Bone Proteomics In Forensic Investigations: Advances, Challenges, And Methodological Innovations
DOI:
https://doi.org/10.64252/v52v4x89Keywords:
Forensic Science; Bone Proteomics; Mass Spectrometry; Post‐Mortem Interval (PMI); Diagenesis; Method Validation; Forensic Identification.Abstract
Similarly to their forensic application, for which bone remains are an invaluable source of biological information, traditional analytical techniques, mainly DNA analysis, frequently lacks the sensitivity to overstep the challenges with aged or environmentally challenged material.
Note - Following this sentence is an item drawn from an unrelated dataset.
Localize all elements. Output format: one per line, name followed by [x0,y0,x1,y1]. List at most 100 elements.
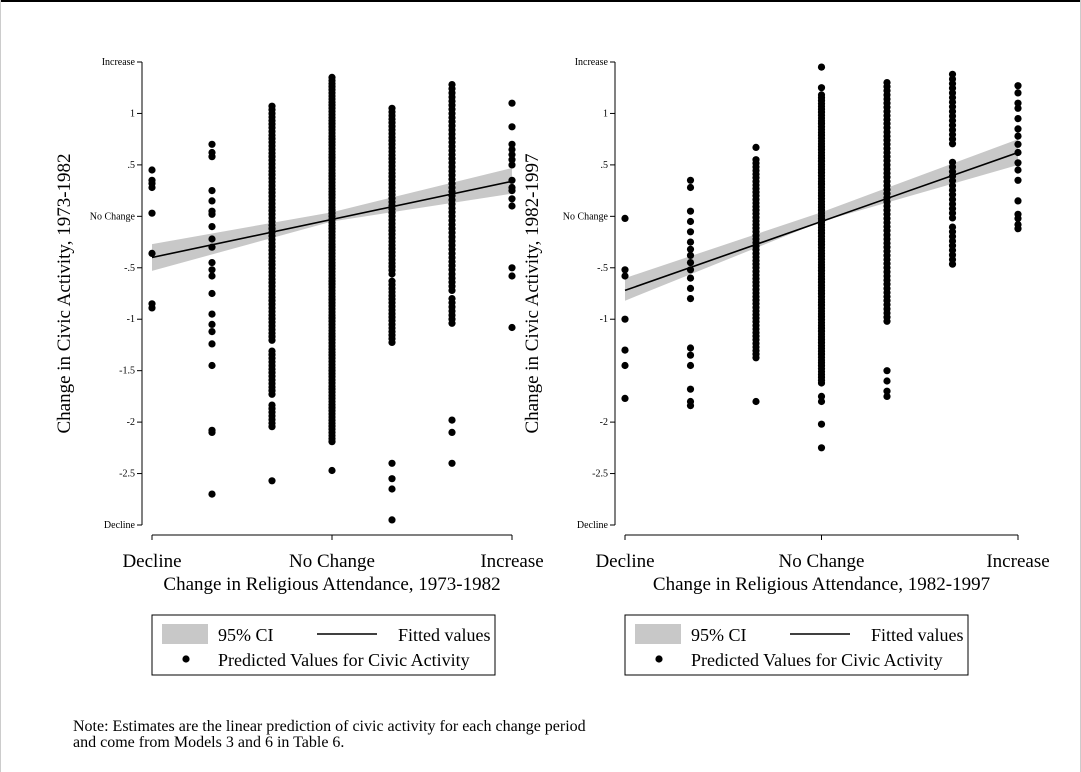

Bone proteomics – the mass analysis of proteins preserved in skeletal tissue – has become a powerful complementary tool, taking advantage of the longer-term durability of proteins in comparison with nucleic acids. Here, we have consolidated the state of the art of forensic bone proteomics concentrating on important developments, persisting challenges and major methodological refinements. Bone proteome analyses for PMI, age-and sex determination and species determination have shown a rapid progress focusing on the analysis for certain post-translational modifications of proteins (e.g. Biglycan deamidation) or protein markers (e.g. Fetuin-A, Amelogenin, COL1A2). Nevertheless, some challenges exist for the application of the field. These challenges include the intricate interplay of diagenetic factors affecting bone composition, and of diverse environmental conditions (temperature, pH, humidity, burial context) and recycling of skeletal proteins on survival, exogenous proteome mixtures, and endogenous proteome signals, biological inherent variability among individual organisms, and robust bioinformatic approaches for analysis of often low-abundant or modified peptides. Moreover, inter-comparison and implementation of these methods are difficult due to the absence of standardized, validated protocols among different laboratories. Recent methodological developments, like improved protein extraction protocols (S-Trap workflow for instance), novel MS acquisition strategies (as data independent acquisition approach DIA) and complex bioinformatics pipelines, are attempting to overcome these issues. Future work, including biomarker validation, pathway elucidation, contamination control, workflow optimization and forensic protein databases work are required to translate the potential of bone proteomics to practical and robust tools for forensic investigations.